Следующей стадией развития человечества, если хотите, предначертанной ему историей, было появление интеллектуалов. Теперь, когда массы пристрастились читать, мы, как считал Зет, разбрелись кто куда. Ранние периоды такого интеллектуального развития неизбежно порождают смуту, преступления, безумие. Не об этом ли, вопрошал Зет, написаны такие книги, как «Братья Карамазовы», — не о распаде ли, к которому приводит рационализм в феодальной, крестьянской России? Об отцеубийстве как первом результате революции? О противостоянии условиям современной жизни и современным веяниям? О наводящей ужас борьбе греха и свободы? О мегаломании первооткрывателей? Быть интеллектуалом означает быть выскочкой. Выскочкам предстояло изжить изначальные необузданные порывы с их безумной низостью, переродиться, стать бескорыстными. Полюбить истину. Дорасти до величия.

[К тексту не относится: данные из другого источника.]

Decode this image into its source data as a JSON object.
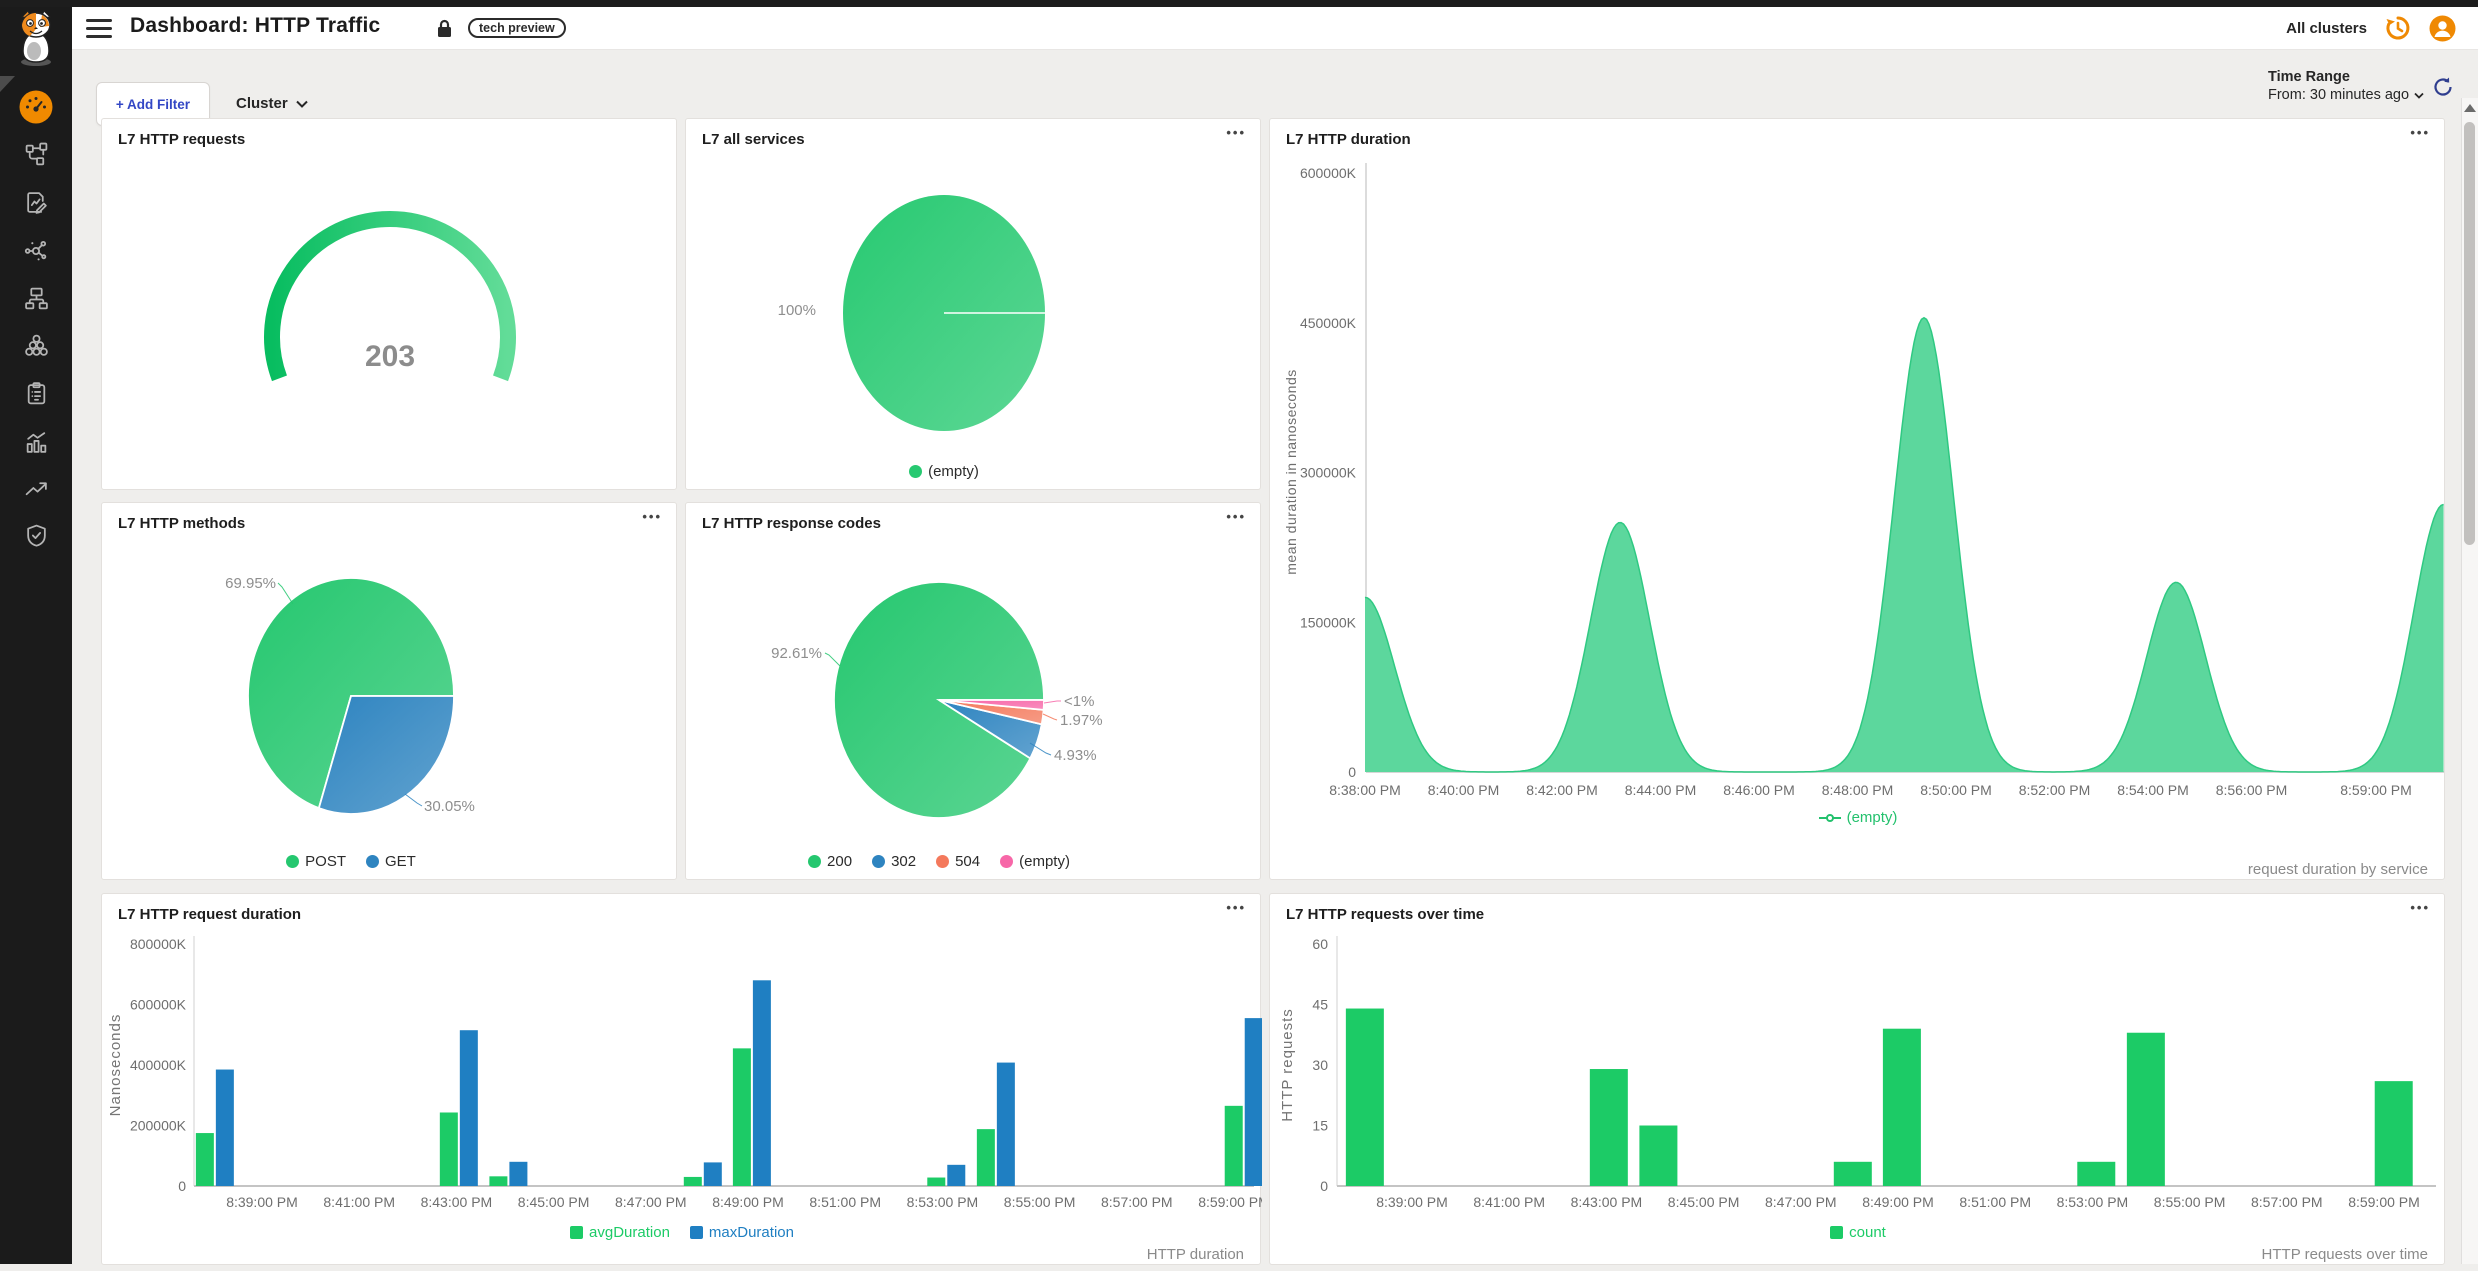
{
  "ui": {
    "title": "Dashboard: HTTP Traffic",
    "badge": "tech preview",
    "all_clusters": "All clusters",
    "add_filter": "+ Add Filter",
    "cluster": "Cluster",
    "time_range_label": "Time Range",
    "time_range_value": "From: 30 minutes ago",
    "accent_orange": "#f08a00",
    "sidebar_icons": [
      "gauge-icon",
      "topology-icon",
      "document-edit-icon",
      "molecule-icon",
      "sitemap-icon",
      "honeycomb-icon",
      "clipboard-icon",
      "bar-chart-icon",
      "trend-icon",
      "shield-icon"
    ]
  },
  "panels": [
    {
      "title": "L7 HTTP requests",
      "menu": false,
      "caption": ""
    },
    {
      "title": "L7 all services",
      "menu": true,
      "caption": ""
    },
    {
      "title": "L7 HTTP duration",
      "menu": true,
      "caption": "request duration by service"
    },
    {
      "title": "L7 HTTP methods",
      "menu": true,
      "caption": ""
    },
    {
      "title": "L7 HTTP response codes",
      "menu": true,
      "caption": ""
    },
    {
      "title": "L7 HTTP request duration",
      "menu": true,
      "caption": "HTTP duration"
    },
    {
      "title": "L7 HTTP requests over time",
      "menu": true,
      "caption": "HTTP requests over time"
    }
  ],
  "chart_data": [
    {
      "panel": "l7-http-requests",
      "type": "gauge",
      "value": 203,
      "color_start": "#08bd60",
      "color_end": "#62dc98"
    },
    {
      "panel": "l7-all-services",
      "type": "pie",
      "legend": [
        {
          "label": "(empty)",
          "color": "#27c971"
        }
      ],
      "slices": [
        {
          "label": "(empty)",
          "pct": 100,
          "display": "100%",
          "color": "#27c971"
        }
      ]
    },
    {
      "panel": "l7-http-duration",
      "type": "area",
      "ylabel": "mean duration in nanoseconds",
      "y_ticks": [
        "600000K",
        "450000K",
        "300000K",
        "150000K",
        "0"
      ],
      "y_max_K": 600000,
      "x_ticks": [
        "8:38:00 PM",
        "8:40:00 PM",
        "8:42:00 PM",
        "8:44:00 PM",
        "8:46:00 PM",
        "8:48:00 PM",
        "8:50:00 PM",
        "8:52:00 PM",
        "8:54:00 PM",
        "8:56:00 PM",
        "8:59:00 PM"
      ],
      "x_unit": "minutes after 8:38:00 PM",
      "x_span_min": 21.9,
      "series": [
        {
          "name": "(empty)",
          "color": "#2fc982",
          "fill": "#5cd79d",
          "peaks_min_K": [
            [
              0,
              175000
            ],
            [
              5.18,
              250000
            ],
            [
              11.35,
              455000
            ],
            [
              16.47,
              190000
            ],
            [
              21.9,
              268000
            ]
          ]
        }
      ],
      "legend": [
        {
          "label": "(empty)",
          "color": "#23c16d"
        }
      ],
      "caption": "request duration by service"
    },
    {
      "panel": "l7-http-methods",
      "type": "pie",
      "legend": [
        {
          "label": "POST",
          "color": "#25c76f"
        },
        {
          "label": "GET",
          "color": "#2e84c0"
        }
      ],
      "slices": [
        {
          "label": "POST",
          "pct": 69.95,
          "display": "69.95%",
          "color": "#25c76f"
        },
        {
          "label": "GET",
          "pct": 30.05,
          "display": "30.05%",
          "color": "#2e84c0"
        }
      ]
    },
    {
      "panel": "l7-http-response-codes",
      "type": "pie",
      "legend": [
        {
          "label": "200",
          "color": "#25c76f"
        },
        {
          "label": "302",
          "color": "#2e84c0"
        },
        {
          "label": "504",
          "color": "#f4795c"
        },
        {
          "label": "(empty)",
          "color": "#f767a8"
        }
      ],
      "slices": [
        {
          "label": "200",
          "pct": 92.61,
          "display": "92.61%",
          "color": "#25c76f"
        },
        {
          "label": "302",
          "pct": 4.93,
          "display": "4.93%",
          "color": "#2e84c0"
        },
        {
          "label": "504",
          "pct": 1.97,
          "display": "1.97%",
          "color": "#f4795c"
        },
        {
          "label": "(empty)",
          "pct": 0.49,
          "display": "<1%",
          "color": "#f767a8"
        }
      ]
    },
    {
      "panel": "l7-http-request-duration",
      "type": "bar",
      "ylabel": "Nanoseconds",
      "y_ticks": [
        "800000K",
        "600000K",
        "400000K",
        "200000K",
        "0"
      ],
      "y_max_K": 800000,
      "x_ticks": [
        "8:39:00 PM",
        "8:41:00 PM",
        "8:43:00 PM",
        "8:45:00 PM",
        "8:47:00 PM",
        "8:49:00 PM",
        "8:51:00 PM",
        "8:53:00 PM",
        "8:55:00 PM",
        "8:57:00 PM",
        "8:59:00 PM"
      ],
      "x_unit": "minutes after 8:38:00 PM",
      "categories_min": [
        0.03,
        5.05,
        6.07,
        10.07,
        11.08,
        15.08,
        16.1,
        21.2
      ],
      "series": [
        {
          "name": "avgDuration",
          "color": "#1ccb66",
          "values_K": [
            175000,
            243000,
            32000,
            30000,
            455000,
            28000,
            188000,
            265000
          ]
        },
        {
          "name": "maxDuration",
          "color": "#1f7fc2",
          "values_K": [
            385000,
            515000,
            80000,
            78000,
            680000,
            70000,
            408000,
            555000
          ]
        }
      ],
      "legend": [
        {
          "label": "avgDuration",
          "color": "#1ccb66"
        },
        {
          "label": "maxDuration",
          "color": "#1f7fc2"
        }
      ],
      "caption": "HTTP duration"
    },
    {
      "panel": "l7-http-requests-over-time",
      "type": "bar",
      "ylabel": "HTTP requests",
      "y_ticks": [
        "60",
        "45",
        "30",
        "15",
        "0"
      ],
      "y_max": 60,
      "x_ticks": [
        "8:39:00 PM",
        "8:41:00 PM",
        "8:43:00 PM",
        "8:45:00 PM",
        "8:47:00 PM",
        "8:49:00 PM",
        "8:51:00 PM",
        "8:53:00 PM",
        "8:55:00 PM",
        "8:57:00 PM",
        "8:59:00 PM"
      ],
      "x_unit": "minutes after 8:38:00 PM",
      "categories_min": [
        0.03,
        5.05,
        6.07,
        10.07,
        11.08,
        15.08,
        16.1,
        21.2
      ],
      "series": [
        {
          "name": "count",
          "color": "#1ccb66",
          "values": [
            44,
            29,
            15,
            6,
            39,
            6,
            38,
            26
          ]
        }
      ],
      "legend": [
        {
          "label": "count",
          "color": "#1ccb66"
        }
      ],
      "caption": "HTTP requests over time"
    }
  ]
}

Само собой разумеется, Зетланда послали в колледж. Колледж принял его с распростертыми объятиями. Он получал призы за стихи, побеждал на конкурсах эссе. Стал членом литературного общества, кружка по изучению марксизма. Считал вслед за Троцким, что Сталин предал октябрьскую революцию. Вступил в молодежную организацию «Спартак», но последовательным революционером не стал. Изучал логику по Карнапу, позже по Бертану Расселу и Моррису Р. Коэну.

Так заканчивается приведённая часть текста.